They spoke out after the Equality and Human Rights Commission (EHRC) refused to follow through on plans for an inquiry into multiple deaths linked to the DWP’s failings.

The Commission has instead announced plans for a voluntary agreement with the DWP that will commit the department to follow an action plan aimed at “resolving issues for DWP customers”.

The details of the so-called section 23 agreement are not likely to be released until the summer but will require the DWP to “improve its treatment of disabled benefit claimants” and not breach its duties under the Equality Act.

Alison Burton is the daughter-in-law of Errol Graham, who starved to death after the DWP wrongly stopped his employment and support allowance (ESA), leaving him without any income.

She said the section 23 agreement was another bit of pressure on the DWP but was “nowhere near enough”.

She said it showed the continuing issues around trusting both the DWP and EHRC, after it backed out of its promise to hold an inquiry.

She said: “They will never be able to restore public trust without that inquiry. That’s the only way [the] DWP are going to be able to wipe the slate clear and build for a better future. There will always be questions and mistrust with that department until they clear the skeletons out of the closet. The public inquiry is the only thing that will even go an inch towards restoring the damage that has been caused.”

An inquest in January 2021 uncovered 28 separate problems with the personal independence payment system that helped cause the death of Philippa Day in October 2019.

Her sister Imogen Day said that the EHRC had failed those who have been left bereaved by the DWP’s actions: “An independent inquiry is necessary to prevent further deaths and acts of serious harm. Without an inquiry it is clear that more failings will continue to be made.”

Jodey Whiting took her own life in February 2017, 15 days after she had her ESA wrongly stopped for missing a work capability assessment.

Her mother Joy Dove said that EHRC’s failure to carry out an inquiry was “not good enough”.

She said: “We need an inquiry to get to the truth about the failings. Having an inquiry is the right thing to do so all the families can get some peace.”

The EHRC had originally promised to carry out an inquiry after being approached in April 2019 by Labour MP Debbie Abrahams, a former Shadow Work and Pensions Secretary.

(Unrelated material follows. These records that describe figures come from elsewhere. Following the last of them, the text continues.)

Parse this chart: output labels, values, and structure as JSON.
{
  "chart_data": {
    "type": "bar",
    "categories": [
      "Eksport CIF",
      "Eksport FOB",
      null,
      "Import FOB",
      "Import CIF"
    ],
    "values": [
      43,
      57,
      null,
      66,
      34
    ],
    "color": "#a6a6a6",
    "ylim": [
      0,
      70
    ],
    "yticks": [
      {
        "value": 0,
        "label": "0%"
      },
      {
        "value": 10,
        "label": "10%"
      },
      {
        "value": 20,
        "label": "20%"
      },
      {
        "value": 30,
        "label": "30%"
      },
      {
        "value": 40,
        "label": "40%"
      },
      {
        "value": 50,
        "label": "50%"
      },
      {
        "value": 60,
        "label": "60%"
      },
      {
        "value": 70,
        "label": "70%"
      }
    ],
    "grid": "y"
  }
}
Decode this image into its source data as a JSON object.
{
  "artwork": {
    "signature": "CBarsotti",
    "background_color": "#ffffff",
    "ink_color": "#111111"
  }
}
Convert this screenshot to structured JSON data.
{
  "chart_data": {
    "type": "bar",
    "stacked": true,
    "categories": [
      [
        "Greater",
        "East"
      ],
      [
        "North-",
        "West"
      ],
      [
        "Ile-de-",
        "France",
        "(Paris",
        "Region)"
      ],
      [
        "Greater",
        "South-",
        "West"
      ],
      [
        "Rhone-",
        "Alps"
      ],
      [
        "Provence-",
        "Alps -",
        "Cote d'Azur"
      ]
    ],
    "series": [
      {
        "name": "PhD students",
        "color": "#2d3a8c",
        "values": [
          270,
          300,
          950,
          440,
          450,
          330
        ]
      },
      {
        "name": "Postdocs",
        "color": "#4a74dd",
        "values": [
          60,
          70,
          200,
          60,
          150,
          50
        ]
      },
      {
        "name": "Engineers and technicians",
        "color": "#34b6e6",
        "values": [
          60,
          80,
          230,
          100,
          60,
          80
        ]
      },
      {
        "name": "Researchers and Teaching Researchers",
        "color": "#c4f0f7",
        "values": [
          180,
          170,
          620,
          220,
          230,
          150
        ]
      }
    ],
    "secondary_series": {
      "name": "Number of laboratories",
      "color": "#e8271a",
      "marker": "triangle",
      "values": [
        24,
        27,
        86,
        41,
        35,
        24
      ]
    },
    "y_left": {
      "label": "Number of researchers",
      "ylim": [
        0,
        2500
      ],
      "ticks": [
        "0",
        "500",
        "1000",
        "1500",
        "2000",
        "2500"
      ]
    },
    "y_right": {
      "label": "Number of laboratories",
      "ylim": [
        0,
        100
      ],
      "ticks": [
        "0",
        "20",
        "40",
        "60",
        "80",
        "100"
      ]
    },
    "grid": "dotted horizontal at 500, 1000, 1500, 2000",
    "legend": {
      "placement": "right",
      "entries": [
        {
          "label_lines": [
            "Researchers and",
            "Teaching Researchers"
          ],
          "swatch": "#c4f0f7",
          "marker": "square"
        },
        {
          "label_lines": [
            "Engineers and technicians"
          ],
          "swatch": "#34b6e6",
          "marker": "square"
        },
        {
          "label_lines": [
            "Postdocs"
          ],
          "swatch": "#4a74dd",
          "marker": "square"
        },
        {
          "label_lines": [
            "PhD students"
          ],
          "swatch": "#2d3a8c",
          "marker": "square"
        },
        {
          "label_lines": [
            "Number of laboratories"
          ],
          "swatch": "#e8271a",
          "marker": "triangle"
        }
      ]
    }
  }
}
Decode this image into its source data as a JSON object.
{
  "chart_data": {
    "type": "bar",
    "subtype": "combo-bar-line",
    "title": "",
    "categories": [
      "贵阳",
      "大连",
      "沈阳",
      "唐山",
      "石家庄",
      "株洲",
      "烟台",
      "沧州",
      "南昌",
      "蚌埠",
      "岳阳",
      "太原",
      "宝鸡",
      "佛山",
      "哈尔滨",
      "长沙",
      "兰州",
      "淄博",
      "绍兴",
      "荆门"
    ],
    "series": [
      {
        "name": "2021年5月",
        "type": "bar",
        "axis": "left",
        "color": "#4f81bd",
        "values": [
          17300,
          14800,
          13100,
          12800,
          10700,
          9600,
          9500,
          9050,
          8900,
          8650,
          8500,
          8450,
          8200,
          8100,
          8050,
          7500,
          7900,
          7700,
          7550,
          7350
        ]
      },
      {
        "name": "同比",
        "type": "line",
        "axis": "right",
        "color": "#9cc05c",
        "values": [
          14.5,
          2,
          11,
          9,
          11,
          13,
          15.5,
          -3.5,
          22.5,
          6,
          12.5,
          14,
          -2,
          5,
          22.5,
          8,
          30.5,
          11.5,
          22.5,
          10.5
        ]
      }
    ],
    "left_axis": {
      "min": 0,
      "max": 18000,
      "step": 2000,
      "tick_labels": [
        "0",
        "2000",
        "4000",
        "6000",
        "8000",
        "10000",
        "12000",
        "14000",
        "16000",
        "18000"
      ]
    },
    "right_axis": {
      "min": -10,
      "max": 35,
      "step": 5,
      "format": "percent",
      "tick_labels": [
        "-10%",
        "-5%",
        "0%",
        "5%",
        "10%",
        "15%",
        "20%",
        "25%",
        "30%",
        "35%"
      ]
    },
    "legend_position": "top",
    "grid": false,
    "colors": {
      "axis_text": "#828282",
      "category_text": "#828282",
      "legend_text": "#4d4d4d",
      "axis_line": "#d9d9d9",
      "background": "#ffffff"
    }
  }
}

Ms. Abrahams said that although the section 23 agreement was “a step forward” it was “just not good enough” and there needed to be “a full independent transparent inquiry looking at the scale of the deaths, the responsibility round the culture of the organisation, and the policies that contributed to it”.

Ken Butler DR UK’s Welfare Rights and Policy Officer said: "It’s welcome that the EHRC is now taking action on this issue as are any positive DWP reforms that result. However, what’s still needed is a full public inquiry to fully learn from the DWP’s past failures and a new, independent process to investigate future cases of death and serious harm."